O trabalho ficou para segundo plano. O meu chefe ligou-me: “Precisas de tempo?” Preciso de tudo menos tempo — preciso da Sofia em casa, preciso da vida de volta ao normal.
Uma tarde, sentei-me com o Miguel no parque do hospital. Ele olhou para mim e perguntou:
— O que acontece se a mãe morrer?
Fiquei sem palavras. Abracei-o com força e disse-lhe:
— A mãe vai lutar até ao fim. E nós vamos estar aqui para ela.
Mas por dentro tremia de medo.
A família da Sofia começou a aparecer mais vezes — cada um com uma opinião diferente sobre o que devíamos fazer. A irmã dela queria levá-la para Lisboa para ser tratada lá; o pai achava que devíamos confiar nos médicos do hospital local. Discutiam à minha frente como se eu não existisse.
Uma noite, depois de todos irem embora, sentei-me sozinho no carro e chorei pela primeira vez em muitos anos. Chorei pelo medo de perder a mulher da minha vida; chorei pela culpa de não ter sido melhor marido; chorei pela raiva de ver a família dividida quando mais precisávamos uns dos outros.

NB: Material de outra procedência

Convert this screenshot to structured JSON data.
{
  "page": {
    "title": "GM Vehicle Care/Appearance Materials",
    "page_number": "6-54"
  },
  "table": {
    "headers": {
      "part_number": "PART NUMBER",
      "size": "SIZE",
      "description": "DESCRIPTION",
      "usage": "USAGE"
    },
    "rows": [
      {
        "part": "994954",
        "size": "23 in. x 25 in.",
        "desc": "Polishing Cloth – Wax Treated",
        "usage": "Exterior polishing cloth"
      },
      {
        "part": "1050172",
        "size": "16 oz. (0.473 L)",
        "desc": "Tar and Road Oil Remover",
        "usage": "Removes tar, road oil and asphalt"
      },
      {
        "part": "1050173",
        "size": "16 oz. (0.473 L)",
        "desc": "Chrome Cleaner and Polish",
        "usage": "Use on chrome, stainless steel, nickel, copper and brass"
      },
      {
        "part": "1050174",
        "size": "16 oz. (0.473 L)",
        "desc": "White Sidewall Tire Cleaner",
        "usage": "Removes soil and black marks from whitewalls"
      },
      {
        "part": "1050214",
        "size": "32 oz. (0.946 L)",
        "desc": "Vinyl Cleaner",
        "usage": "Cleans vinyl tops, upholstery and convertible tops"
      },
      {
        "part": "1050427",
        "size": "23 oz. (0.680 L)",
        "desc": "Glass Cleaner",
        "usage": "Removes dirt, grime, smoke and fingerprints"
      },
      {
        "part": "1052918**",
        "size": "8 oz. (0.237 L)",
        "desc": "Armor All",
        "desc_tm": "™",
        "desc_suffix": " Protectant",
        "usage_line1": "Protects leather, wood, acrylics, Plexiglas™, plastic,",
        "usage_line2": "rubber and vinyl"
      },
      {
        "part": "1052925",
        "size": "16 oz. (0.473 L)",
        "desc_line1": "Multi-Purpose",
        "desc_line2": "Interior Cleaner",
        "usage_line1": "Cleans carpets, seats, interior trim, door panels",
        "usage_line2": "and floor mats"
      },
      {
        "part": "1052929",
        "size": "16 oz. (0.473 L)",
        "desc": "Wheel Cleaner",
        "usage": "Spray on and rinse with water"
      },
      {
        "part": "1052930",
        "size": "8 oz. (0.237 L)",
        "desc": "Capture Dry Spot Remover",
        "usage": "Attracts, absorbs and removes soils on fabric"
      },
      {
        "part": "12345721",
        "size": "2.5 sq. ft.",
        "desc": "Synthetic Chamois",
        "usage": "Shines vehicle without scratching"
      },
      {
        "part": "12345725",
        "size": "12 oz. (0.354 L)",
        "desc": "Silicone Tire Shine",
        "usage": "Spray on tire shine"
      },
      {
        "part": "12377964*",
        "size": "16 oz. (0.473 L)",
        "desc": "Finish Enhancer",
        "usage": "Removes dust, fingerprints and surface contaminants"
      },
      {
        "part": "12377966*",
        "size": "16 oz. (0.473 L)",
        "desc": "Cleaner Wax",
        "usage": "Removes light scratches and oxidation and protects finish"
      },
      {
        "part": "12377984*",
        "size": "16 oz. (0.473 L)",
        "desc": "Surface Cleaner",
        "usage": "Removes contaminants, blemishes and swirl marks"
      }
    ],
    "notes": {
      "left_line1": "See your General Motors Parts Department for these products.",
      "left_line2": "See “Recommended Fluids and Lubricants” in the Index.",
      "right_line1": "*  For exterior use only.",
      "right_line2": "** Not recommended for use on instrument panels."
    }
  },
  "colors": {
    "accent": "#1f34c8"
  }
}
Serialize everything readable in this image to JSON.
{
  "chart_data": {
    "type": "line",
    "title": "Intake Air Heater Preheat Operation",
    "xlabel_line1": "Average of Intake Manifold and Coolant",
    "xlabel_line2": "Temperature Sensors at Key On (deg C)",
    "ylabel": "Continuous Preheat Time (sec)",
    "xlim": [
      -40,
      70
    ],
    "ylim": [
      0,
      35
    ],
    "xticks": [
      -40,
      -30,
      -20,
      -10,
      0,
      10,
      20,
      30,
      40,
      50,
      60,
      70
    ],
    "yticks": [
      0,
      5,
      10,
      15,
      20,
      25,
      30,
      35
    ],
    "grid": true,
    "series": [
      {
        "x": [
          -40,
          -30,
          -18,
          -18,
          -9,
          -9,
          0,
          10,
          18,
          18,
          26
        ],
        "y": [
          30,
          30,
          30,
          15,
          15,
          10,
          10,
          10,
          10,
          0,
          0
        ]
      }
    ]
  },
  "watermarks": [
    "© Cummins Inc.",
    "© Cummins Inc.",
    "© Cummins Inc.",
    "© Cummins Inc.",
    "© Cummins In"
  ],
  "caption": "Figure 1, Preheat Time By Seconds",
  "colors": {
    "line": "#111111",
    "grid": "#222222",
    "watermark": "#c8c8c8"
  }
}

Aos poucos, fui percebendo que não podia controlar tudo — nem as máquinas do hospital, nem as opiniões dos outros, nem sequer os meus próprios sentimentos. Tive de aprender a pedir ajuda: à Teresa para ficar com os miúdos; à minha mãe para cozinhar; aos amigos para ouvirem os meus desabafos sem julgarem.
Quando finalmente a Sofia acordou e me sorriu — um sorriso fraco mas verdadeiro — senti uma onda de esperança misturada com medo: será que algum dia voltaremos ao normal? Ou será que este susto vai mudar-nos para sempre?
Agora que escrevo isto, ainda estou sentado ao lado dela no hospital. Os miúdos vêm visitá-la todos os dias; discutimos menos sobre coisas pequenas e abraçamo-nos mais vezes sem motivo aparente.
Pergunto-me muitas vezes: porque é que só damos valor ao essencial quando sentimos que podemos perdê-lo? Será possível reconstruir uma família depois de tanto medo e tanta dor? E vocês — já passaram por algo assim? Como encontraram força quando tudo parecia perdido?